The harm done to longstanding savers sitting on less competitive rates is expected to have increased as interest rates have risen, according to the head of the City regulator.
Writing to the Treasury Committee, Nikhil Rathi, chief executive of the Financial Conduct Authority (FCA), said it has been “standard practice” for firms to offer more attractive rates to new savers, while leaving existing savers earning less competitive rates.
He said this has been seen in the FCA’s previous work, adding: “We expect that the harm from this practice (and the loyalty penalty faced by longstanding customers) will have increased as the base rate has risen.”
Financial firms will need to follow a new consumer duty from July 31, putting customers at the heart of what they do.
Mr Rathi said: “From July 31, when setting rates, firms must comply with the consumer duty, including acting in good faith towards, and providing fair value to, all groups of savers.”
Mr Rathi said the regulator has been monitoring the speed and extent of firms’ “pass-through” to their savings products following increases in the Bank of England base rate.

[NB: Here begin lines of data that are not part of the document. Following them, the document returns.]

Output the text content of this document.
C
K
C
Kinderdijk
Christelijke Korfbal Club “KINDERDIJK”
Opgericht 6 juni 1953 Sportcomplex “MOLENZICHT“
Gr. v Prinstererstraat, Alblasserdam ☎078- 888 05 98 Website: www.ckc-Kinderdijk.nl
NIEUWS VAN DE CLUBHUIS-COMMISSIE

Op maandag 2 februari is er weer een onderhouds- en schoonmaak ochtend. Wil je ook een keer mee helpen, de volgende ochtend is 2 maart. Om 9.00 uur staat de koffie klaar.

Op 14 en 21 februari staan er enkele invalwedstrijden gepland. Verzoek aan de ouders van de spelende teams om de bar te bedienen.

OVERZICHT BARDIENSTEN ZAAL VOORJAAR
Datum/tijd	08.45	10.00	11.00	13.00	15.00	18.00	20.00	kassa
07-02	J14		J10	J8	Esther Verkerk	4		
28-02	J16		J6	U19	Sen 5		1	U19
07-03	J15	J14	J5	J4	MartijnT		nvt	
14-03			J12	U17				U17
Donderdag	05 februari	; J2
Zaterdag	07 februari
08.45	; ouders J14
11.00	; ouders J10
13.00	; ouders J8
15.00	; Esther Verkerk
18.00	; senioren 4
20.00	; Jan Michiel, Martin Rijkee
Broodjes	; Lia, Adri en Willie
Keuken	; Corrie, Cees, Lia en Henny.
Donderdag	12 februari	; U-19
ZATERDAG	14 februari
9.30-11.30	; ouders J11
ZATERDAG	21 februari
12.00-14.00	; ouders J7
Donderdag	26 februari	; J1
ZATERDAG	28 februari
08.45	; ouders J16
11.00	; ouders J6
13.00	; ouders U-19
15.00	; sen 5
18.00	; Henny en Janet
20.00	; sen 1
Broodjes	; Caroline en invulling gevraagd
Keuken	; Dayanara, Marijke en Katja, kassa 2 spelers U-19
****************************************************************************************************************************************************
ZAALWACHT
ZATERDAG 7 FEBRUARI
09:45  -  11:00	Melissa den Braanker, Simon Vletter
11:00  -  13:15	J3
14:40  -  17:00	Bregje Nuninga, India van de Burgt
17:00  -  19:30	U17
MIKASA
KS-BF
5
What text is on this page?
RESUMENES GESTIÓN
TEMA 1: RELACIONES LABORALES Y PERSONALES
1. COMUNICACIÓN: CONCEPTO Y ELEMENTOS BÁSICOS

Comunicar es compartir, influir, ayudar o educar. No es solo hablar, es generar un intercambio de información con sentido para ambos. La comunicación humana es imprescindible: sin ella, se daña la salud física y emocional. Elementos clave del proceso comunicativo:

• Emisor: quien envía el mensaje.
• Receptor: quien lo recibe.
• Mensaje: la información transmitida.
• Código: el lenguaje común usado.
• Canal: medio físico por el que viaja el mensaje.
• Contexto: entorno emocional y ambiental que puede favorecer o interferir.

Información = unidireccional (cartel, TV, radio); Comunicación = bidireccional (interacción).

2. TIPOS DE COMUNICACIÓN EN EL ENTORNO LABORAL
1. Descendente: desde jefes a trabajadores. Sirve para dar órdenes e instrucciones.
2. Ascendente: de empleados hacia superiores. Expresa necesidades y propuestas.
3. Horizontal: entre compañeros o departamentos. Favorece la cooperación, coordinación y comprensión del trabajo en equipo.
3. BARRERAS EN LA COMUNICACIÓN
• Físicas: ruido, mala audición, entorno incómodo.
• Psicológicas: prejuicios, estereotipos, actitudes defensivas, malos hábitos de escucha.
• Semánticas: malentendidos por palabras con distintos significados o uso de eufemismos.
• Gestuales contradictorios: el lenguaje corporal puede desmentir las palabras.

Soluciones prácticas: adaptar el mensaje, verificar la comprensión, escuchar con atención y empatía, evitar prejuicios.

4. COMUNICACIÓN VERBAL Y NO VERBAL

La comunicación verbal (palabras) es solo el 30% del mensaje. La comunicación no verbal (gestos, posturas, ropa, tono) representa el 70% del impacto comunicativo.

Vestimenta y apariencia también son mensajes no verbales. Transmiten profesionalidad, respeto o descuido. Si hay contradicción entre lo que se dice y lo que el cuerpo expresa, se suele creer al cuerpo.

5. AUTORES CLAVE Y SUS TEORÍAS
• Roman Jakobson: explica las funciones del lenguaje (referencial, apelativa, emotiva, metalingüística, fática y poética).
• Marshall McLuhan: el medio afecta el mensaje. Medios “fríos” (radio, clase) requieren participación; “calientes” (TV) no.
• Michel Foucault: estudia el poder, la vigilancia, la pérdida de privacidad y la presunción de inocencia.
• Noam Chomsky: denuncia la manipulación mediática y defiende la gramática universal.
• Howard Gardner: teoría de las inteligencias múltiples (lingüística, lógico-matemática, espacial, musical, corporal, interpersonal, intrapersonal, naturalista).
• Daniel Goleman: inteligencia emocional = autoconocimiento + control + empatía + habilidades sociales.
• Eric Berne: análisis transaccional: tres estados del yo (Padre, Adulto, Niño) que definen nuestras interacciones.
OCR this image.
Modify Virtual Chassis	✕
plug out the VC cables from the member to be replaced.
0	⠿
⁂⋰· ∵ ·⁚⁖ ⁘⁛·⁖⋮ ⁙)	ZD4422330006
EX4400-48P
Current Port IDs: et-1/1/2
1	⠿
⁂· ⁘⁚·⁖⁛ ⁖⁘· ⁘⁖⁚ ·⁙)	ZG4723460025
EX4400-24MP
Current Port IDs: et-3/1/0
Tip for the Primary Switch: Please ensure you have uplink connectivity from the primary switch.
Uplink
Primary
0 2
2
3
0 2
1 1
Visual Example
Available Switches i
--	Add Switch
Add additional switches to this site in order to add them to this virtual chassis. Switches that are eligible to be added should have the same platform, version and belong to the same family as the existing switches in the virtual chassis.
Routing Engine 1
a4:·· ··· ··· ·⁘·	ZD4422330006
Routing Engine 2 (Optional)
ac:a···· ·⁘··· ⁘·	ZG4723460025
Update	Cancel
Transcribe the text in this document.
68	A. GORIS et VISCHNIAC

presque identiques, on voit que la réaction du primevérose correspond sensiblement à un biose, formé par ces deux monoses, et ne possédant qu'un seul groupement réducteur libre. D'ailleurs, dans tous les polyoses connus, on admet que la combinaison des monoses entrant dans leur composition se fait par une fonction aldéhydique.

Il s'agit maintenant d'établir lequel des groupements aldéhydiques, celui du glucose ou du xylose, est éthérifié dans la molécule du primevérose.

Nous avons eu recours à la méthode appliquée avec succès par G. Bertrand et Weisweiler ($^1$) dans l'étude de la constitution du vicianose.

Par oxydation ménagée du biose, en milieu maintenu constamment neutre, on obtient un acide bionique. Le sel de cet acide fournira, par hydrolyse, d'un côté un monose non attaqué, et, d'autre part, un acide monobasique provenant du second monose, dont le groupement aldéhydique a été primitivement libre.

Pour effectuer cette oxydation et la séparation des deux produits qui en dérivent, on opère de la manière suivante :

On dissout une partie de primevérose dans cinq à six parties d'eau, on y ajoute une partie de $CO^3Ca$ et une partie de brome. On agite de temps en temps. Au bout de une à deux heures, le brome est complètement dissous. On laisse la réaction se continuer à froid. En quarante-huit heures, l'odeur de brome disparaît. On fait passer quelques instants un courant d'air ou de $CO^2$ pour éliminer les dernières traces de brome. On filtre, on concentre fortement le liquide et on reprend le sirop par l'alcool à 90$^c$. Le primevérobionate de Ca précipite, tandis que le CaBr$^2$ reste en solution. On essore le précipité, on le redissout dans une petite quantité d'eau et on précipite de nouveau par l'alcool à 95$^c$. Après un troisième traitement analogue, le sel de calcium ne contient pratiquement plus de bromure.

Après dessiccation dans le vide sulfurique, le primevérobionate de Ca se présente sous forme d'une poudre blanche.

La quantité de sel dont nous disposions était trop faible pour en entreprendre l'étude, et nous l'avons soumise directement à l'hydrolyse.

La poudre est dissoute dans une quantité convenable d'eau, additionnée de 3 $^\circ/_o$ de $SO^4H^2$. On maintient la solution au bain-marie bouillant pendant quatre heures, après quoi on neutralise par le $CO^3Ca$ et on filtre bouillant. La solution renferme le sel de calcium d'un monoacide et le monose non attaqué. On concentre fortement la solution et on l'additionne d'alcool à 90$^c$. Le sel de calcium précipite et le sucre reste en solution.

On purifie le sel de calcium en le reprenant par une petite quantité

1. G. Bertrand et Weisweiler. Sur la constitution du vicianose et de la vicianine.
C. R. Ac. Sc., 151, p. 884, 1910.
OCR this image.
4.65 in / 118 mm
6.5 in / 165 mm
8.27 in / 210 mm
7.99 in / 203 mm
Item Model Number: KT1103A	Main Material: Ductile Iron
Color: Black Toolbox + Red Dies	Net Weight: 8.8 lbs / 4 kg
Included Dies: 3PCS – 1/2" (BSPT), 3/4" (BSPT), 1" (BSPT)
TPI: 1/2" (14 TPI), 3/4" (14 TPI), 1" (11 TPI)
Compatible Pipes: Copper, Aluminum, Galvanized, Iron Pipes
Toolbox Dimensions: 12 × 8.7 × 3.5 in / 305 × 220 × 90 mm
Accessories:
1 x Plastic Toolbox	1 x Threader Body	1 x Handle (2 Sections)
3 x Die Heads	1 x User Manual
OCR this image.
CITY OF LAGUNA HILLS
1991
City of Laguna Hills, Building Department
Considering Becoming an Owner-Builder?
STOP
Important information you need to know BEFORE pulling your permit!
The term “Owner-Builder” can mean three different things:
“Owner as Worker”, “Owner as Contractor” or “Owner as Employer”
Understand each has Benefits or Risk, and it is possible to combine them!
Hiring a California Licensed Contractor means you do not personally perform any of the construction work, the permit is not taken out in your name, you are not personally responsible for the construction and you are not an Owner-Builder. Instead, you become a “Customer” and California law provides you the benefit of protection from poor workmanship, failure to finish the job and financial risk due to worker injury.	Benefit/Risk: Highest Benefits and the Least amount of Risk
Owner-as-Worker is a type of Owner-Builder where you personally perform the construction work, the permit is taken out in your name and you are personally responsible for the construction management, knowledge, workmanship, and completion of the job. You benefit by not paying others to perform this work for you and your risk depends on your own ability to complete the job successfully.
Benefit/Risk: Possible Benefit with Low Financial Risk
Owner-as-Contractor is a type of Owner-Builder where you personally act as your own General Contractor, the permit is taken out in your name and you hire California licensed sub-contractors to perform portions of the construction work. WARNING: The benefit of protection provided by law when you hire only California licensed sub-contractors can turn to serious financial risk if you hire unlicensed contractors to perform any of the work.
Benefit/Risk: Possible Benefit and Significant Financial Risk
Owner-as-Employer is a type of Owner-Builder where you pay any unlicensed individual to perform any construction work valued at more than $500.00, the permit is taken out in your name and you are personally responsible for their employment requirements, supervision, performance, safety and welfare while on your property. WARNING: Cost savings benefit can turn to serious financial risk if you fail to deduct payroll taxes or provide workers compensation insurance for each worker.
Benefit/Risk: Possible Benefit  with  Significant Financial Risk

He said: “We have challenged and sought further information from some outlier firms that had made relatively small increases to their variable rate savings products in 2022 and where we saw a material time lag in pass-through to savings products relative to mortgages.
“Alongside this we are improving our data collection to further deepen our understanding of the savings market.”
Mr Rathi said the rates firms offer are commercial decisions.
He was responding to the Commons committee after it asked what analysis the financial regulator has carried out on whether banks are earning disproportionate profits by increasing rates on mortgages far quicker than on savings products.
The MPs have been questioning how major retail banks determine what proportion of interest rate rises to pass on to their savings customers.
“While it’s welcome to hear the financial regulator is monitoring this situation, we will be keeping a close eye to ensure they act on these assurances.
“Consumers should continue to shop around to get the best rates possible.
“With banks set to release their first-quarter results in the coming weeks, we will be monitoring whether firms are continuing to squeeze profits from their loyal savings customers.”